Может, на том свете и царят вечное блаженство да покой?! Но кто знает, что там? Почему-то из загробного мира еще никто не возвращался…
Чем ближе подъезжал Бестибай к Майкудуку, тем больше проникался смирением. «От старости нет лекарств, — вздыхал старик. — Вот и Басикара… В самом Форту лечился у докторов, а толку ни на волос. Сколько ни раздувай погасшую искру — не вспыхнет». Да и разве сам он не похож на такую же чадящую головешку? Скоро и ему придется спуститься туда, куда смерть тащит друга. Но коли аллах милостив к нему и держит на земле — живи, пока живется. Жени сына, дождись внука, а дальше… Не зря говорится: хорошее бывает посредине между плохим…
Бестибай уверился, что не застанет Басикару в живых, — уж больно плох он был еще в больнице! — и потому решил про себя: приедет и сразу пойдет на кладбище, привяжет к тугу длинную белую тряпочку и оставит на могиле большую пиалу. Пусть и в том, другом мире Басикаре будет во что одеться, из чего пить шубат. «Эх, Басикара, Басикара… Воистину, как сказал пророк, смерть — это чаша, все люди осушат ее. Могила же — врата, и все войдут в них».
Несмотря на мрачные раздумья, жизнь и степь казались особенно прекрасными. Бестибай глядел вокруг и не мог наглядеться. Он любил осеннюю пору, когда земля замирает в предчувствии морозов и снега. В такие дни — чего скрывать! — особенно хорошо чувствовать себя живым.
Прозрачен и чист воздух, дышится легко, а простор томит, словно жажда. Не усидеть дома, и, как ни ворчит жена, бывало, с утра уже седлаешь коня и едешь в гости.
Бежит конь по замерзшей степи, и видно далеко-далеко.

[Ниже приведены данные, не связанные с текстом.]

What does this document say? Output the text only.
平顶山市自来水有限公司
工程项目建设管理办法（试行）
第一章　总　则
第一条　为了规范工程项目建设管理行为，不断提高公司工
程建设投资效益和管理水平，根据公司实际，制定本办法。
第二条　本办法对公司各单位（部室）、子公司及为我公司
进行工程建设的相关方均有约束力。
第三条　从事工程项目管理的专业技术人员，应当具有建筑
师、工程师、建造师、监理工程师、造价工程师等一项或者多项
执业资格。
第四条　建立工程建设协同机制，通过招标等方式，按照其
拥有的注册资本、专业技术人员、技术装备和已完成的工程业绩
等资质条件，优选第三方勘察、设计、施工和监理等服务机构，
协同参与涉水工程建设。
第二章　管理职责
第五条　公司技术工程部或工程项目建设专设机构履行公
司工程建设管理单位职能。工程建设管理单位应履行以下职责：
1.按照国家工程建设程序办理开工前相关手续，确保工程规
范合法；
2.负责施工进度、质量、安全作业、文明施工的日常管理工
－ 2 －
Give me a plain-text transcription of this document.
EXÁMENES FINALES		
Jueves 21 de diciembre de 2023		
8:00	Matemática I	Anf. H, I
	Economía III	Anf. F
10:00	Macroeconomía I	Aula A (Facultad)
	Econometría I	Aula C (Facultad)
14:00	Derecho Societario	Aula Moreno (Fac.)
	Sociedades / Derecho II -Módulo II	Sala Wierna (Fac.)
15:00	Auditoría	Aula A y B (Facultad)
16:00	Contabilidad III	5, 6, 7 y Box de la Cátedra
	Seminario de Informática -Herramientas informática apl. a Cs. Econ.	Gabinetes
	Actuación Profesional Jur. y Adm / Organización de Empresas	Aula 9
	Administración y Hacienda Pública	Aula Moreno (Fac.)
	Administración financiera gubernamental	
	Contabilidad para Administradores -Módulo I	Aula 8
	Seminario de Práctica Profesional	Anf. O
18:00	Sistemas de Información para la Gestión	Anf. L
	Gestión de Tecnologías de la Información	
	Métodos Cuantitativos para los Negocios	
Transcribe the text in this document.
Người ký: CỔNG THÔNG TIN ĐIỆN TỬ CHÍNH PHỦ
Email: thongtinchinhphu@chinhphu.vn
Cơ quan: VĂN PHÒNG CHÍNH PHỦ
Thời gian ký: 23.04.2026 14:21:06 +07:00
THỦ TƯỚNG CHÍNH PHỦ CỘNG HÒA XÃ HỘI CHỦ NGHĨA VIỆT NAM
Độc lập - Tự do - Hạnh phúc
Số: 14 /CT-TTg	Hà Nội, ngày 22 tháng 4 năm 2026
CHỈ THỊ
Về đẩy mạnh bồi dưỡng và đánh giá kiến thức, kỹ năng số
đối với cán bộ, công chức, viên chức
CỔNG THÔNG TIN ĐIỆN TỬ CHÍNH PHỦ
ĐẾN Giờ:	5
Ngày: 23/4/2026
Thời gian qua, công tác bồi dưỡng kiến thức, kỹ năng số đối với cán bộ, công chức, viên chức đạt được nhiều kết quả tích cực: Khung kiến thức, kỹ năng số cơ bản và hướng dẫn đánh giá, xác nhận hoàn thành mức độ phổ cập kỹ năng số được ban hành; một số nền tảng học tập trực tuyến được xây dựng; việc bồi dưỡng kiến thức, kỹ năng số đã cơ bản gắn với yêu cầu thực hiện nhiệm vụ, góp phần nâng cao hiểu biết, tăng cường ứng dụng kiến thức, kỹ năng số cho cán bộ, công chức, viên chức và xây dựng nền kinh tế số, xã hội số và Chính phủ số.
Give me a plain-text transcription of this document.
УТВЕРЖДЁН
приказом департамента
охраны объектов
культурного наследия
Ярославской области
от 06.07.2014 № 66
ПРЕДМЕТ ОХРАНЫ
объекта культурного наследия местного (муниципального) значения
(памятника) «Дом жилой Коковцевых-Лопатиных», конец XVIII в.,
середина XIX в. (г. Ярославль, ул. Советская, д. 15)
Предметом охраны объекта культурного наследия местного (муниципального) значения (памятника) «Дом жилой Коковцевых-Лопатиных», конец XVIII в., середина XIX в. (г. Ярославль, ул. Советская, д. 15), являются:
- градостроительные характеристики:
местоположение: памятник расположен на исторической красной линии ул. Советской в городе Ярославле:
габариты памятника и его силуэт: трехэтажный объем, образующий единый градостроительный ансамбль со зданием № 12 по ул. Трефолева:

Сначала юрты похожи на птиц, присевших отдохнуть перед дальним перелетом, потом на шлемы батыров, а подъедешь поближе — словно высятся верблюжьи горбы. Сын хозяина принимает повод, а ты приветствуешь старого друга, долго держа ладонь у сердца. Руки здоровы, ноги здоровы. Бараны, верблюды, кони — все здоровы. Слава аллаху!
Журчит неторопливая беседа. Вносится дымящееся блюдо с бесбармаком. Ах, какое мясо! Жирное, сладкое. Тронешь пальцем — жир бежит, словно вода из родника. А сурпа?! Драгоценный напиток, восстанавливающий молодость, льется в горло. Чаша за чашей. И не замечаешь, когда и кто ее наполняет. Как хорошо-то, о всевышний! Да славятся его щедрость и благоволение!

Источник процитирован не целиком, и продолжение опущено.